Et là, on arrive au projet ORAS. Son focus : une sous-spécification qui étendrait le format OCI, avec un mécanisme d’opt-in pour les opérateurs de registres. Un premier brouillon a été publié en septembre 2021. Il laisse entrevoir le principal angle d’attaque : les manifestes OCI, au niveau de leur champ config.mediaType. L’idée est non seulement de pouvoir stocker ces contenus divers, mais aussi de les inscrire dans des graphes référentiels.

ORAS propose un outil expérimental (CLI et bibliothèque Go). Il gère les requêtes montantes et descendantes, avec identification et authentification. Par défaut, le champ mediaType est réglé sur « inconnu ».

Strimzi

Un autre projet sous licence Apache 2.0 et en sandbox à la CNCF. À sa naissance en 2016, on le connaissait sous le nom de Barnabas. Depuis début 2018, c’est Strimzi. Le rebranding n’a pas changé sa nature. Il s’agit toujours d’une boîte à outils pour mettre en place des clusters Kafka sur Kubernetes (ou OpenShift). Le déploiement se fait par l’intermédiaire d’opérateurs.

En l’état, Strimzi nécessite ZooKeeper. Ce dernier n’étant officiellement plus obligatoire depuis quelques mois (à partir de Kafka 2.8), il est prévu de couper les ponts. Sur la feuille de route, il y a aussi, entre autres, un portail de connecteurs, l’intégration de coffres-forts de secrets, une console graphique et la gestion des espaces de noms multiples.

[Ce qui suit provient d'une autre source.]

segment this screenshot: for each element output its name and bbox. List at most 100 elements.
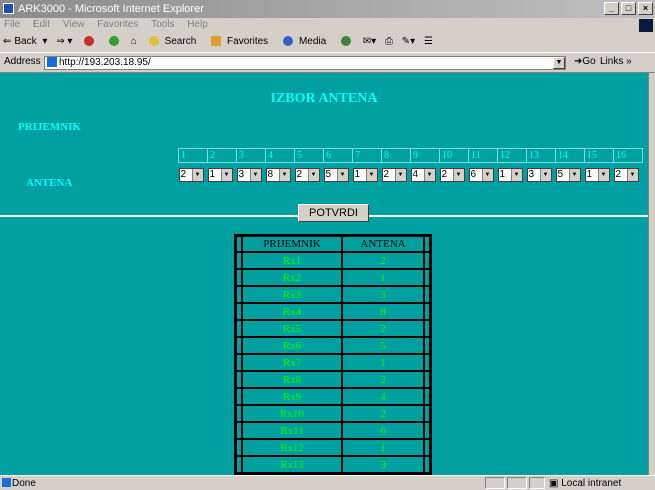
- cell-receiver: Rx10: [242, 405, 342, 422]
- title-bar: ARK3000 - Microsoft Internet Explorer _ …: [0, 0, 655, 18]
- search-icon: [148, 36, 159, 47]
- window-title: ARK3000 - Microsoft Internet Explorer: [18, 3, 204, 15]
- chevron-down-icon: ▼: [626, 169, 638, 181]
- toolbar: ⇐ Back ▾ ⇒ ▾ ⌂ Search Favorites Media ✉▾ …: [0, 32, 655, 52]
- page-icon: [47, 57, 57, 68]
- status-segment: [507, 477, 527, 489]
- menu-file[interactable]: File: [4, 19, 20, 30]
- forward-button[interactable]: ⇒ ▾: [56, 36, 72, 47]
- antenna-select-cell: 2 ▼: [381, 163, 411, 186]
- antenna-select[interactable]: 4 ▼: [410, 168, 436, 182]
- antenna-select[interactable]: 1 ▼: [207, 168, 233, 182]
- chevron-down-icon: ▼: [539, 169, 551, 181]
- chevron-down-icon: ▼: [249, 169, 261, 181]
- history-button[interactable]: [338, 36, 354, 47]
- media-label: Media: [298, 36, 327, 47]
- antenna-select[interactable]: 1 ▼: [497, 168, 523, 182]
- receiver-number: 13: [526, 148, 556, 163]
- status-segment: [529, 477, 545, 489]
- receiver-number: 15: [584, 148, 614, 163]
- chevron-down-icon: ▼: [452, 169, 464, 181]
- edit-button[interactable]: ✎▾: [402, 36, 415, 47]
- go-button[interactable]: ➜Go: [574, 56, 596, 67]
- antenna-select-cell: 2 ▼: [439, 163, 469, 186]
- maximize-button[interactable]: □: [621, 2, 636, 15]
- table-row: Rx1 2: [236, 252, 430, 269]
- table-edge: [424, 371, 430, 388]
- favorites-label: Favorites: [227, 36, 269, 47]
- status-text: Done: [12, 478, 36, 489]
- antenna-select[interactable]: 5 ▼: [555, 168, 581, 182]
- cell-receiver: Rx7: [242, 354, 342, 371]
- antenna-select[interactable]: 2 ▼: [178, 168, 204, 182]
- table-row: Rx10 2: [236, 405, 430, 422]
- links-button[interactable]: Links »: [600, 56, 632, 67]
- address-bar: Address http://193.203.18.95/ ▼ ➜Go Link…: [0, 52, 655, 73]
- status-segment: [485, 477, 505, 489]
- cell-antenna: 2: [342, 405, 424, 422]
- header-antenna: ANTENA: [342, 236, 424, 252]
- vertical-scrollbar[interactable]: [648, 73, 655, 475]
- cell-receiver: Rx6: [242, 337, 342, 354]
- receiver-number: 10: [439, 148, 469, 163]
- chevron-down-icon: ▼: [568, 169, 580, 181]
- table-edge: [424, 456, 430, 473]
- antenna-select[interactable]: 6 ▼: [468, 168, 494, 182]
- search-button[interactable]: Search: [146, 36, 200, 47]
- close-button[interactable]: ×: [638, 2, 653, 15]
- ie-page-icon: [2, 478, 11, 487]
- minimize-button[interactable]: _: [604, 2, 619, 15]
- back-label: Back: [14, 36, 37, 47]
- antenna-select[interactable]: 1 ▼: [352, 168, 378, 182]
- antenna-select[interactable]: 5 ▼: [323, 168, 349, 182]
- antenna-selection-table: 1 2 3 4 5 6 7 8 9 10 11 12 13 14 15 16 2 ▼ 1 ▼ 3 ▼ 8 ▼ 2 ▼ 5 ▼ 1 ▼ 2 ▼…: [178, 148, 643, 185]
- menu-tools[interactable]: Tools: [151, 19, 174, 30]
- antenna-select[interactable]: 8 ▼: [265, 168, 291, 182]
- address-dropdown[interactable]: ▼: [553, 57, 565, 69]
- refresh-button[interactable]: [106, 36, 122, 47]
- table-edge: [424, 303, 430, 320]
- cell-receiver: Rx8: [242, 371, 342, 388]
- menu-help[interactable]: Help: [187, 19, 208, 30]
- discuss-button[interactable]: ☰: [424, 36, 433, 47]
- receiver-label: PRIJEMNIK: [18, 121, 81, 133]
- favorites-button[interactable]: Favorites: [208, 36, 271, 47]
- stop-button[interactable]: [81, 36, 97, 47]
- home-button[interactable]: ⌂: [131, 36, 137, 47]
- confirm-button[interactable]: POTVRDI: [298, 204, 369, 222]
- table-row: Rx13 3: [236, 456, 430, 473]
- back-button[interactable]: ⇐ Back ▾: [3, 36, 47, 47]
- antenna-select-value: 3: [528, 169, 535, 180]
- receiver-number: 14: [555, 148, 585, 163]
- antenna-select-value: 5: [557, 169, 564, 180]
- media-button[interactable]: Media: [280, 36, 329, 47]
- menu-edit[interactable]: Edit: [33, 19, 50, 30]
- receiver-number: 1: [178, 148, 208, 163]
- antenna-select[interactable]: 1 ▼: [584, 168, 610, 182]
- table-edge: [424, 269, 430, 286]
- cell-antenna: 4: [342, 388, 424, 405]
- antenna-select[interactable]: 2 ▼: [294, 168, 320, 182]
- print-button[interactable]: ⎙: [385, 36, 393, 47]
- antenna-select[interactable]: 3 ▼: [236, 168, 262, 182]
- search-label: Search: [164, 36, 197, 47]
- table-row: Rx5 2: [236, 320, 430, 337]
- chevron-down-icon: ▼: [365, 169, 377, 181]
- antenna-select-cell: 1 ▼: [497, 163, 527, 186]
- antenna-select[interactable]: 2 ▼: [613, 168, 639, 182]
- antenna-select[interactable]: 2 ▼: [439, 168, 465, 182]
- header-receiver: PRIJEMNIK: [242, 236, 342, 252]
- history-icon: [340, 36, 351, 47]
- antenna-select[interactable]: 3 ▼: [526, 168, 552, 182]
- chevron-down-icon: ▼: [423, 169, 435, 181]
- mail-button[interactable]: ✉▾: [363, 36, 376, 47]
- menu-view[interactable]: View: [63, 19, 85, 30]
- windows-logo-icon: [639, 19, 653, 32]
- cell-antenna: 3: [342, 456, 424, 473]
- menu-favorites[interactable]: Favorites: [97, 19, 138, 30]
- antenna-select-value: 2: [615, 169, 622, 180]
- address-input[interactable]: http://193.203.18.95/: [44, 56, 566, 70]
- antenna-select[interactable]: 2 ▼: [381, 168, 407, 182]
- table-edge: [424, 337, 430, 354]
- antenna-select-cell: 4 ▼: [410, 163, 440, 186]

Parmi les éléments déjà en place, la gestion de la haute disponibilité. Ainsi que l’exécution de Kafka sur des nœuds dédiés en s’appuyant sur les teintes (taints) et les tolérances (tolerations) de Kubernetes. Et surtout la gestion déclarative par l’intermédiaire de ressources personnalisées. Elle peut s’appliquer aux serveurs, aux topics, aux utilisateurs, à MirrorMaker (réplication entre clusters Kafka) et à Connect (intégration de sources externes).

La prise en charge des architectures ARM64 est plus récente (début 2022). À noter qu’une passerelle AMQP/HTTP vient compléter la boîte à outils principale.

Metal3 (Metal Kubed)

Derrière ce projet en sandbox à la CNCF, il y a l’Open Infrastructure Foundation. Cette dernière s’appelait encore Fondation OpenStack lorsqu’elle avait lancé l’initiative. C’était en 2019. Avec, comme socle, Ironic. Autrement dit, son outil de provisionnement sur matériel nu (bare metal).

Avec Metal3, Ironic est mis à contribution sur les environnements Kubernetes. Dans ce cadre, il est « croisé » avec un sous-projet lié à l’orchestrateur : cluster-api, axé sur la gestion déclarative.

Au cœur du système, il y a une CRD (BareMetalHost). Elle permet de maintenir un inventaire des hôtes disponibles – ajoutés manuellement ou découverts automatiquement. Avec, pour chacun, l’état actuel et l’état désiré (version de firmware, config RAID, image installée…). Cet état désiré est communiqué par un actionneur qui va déclencher le provisionnement, avec éventuellement un nettoyage préalable du disque.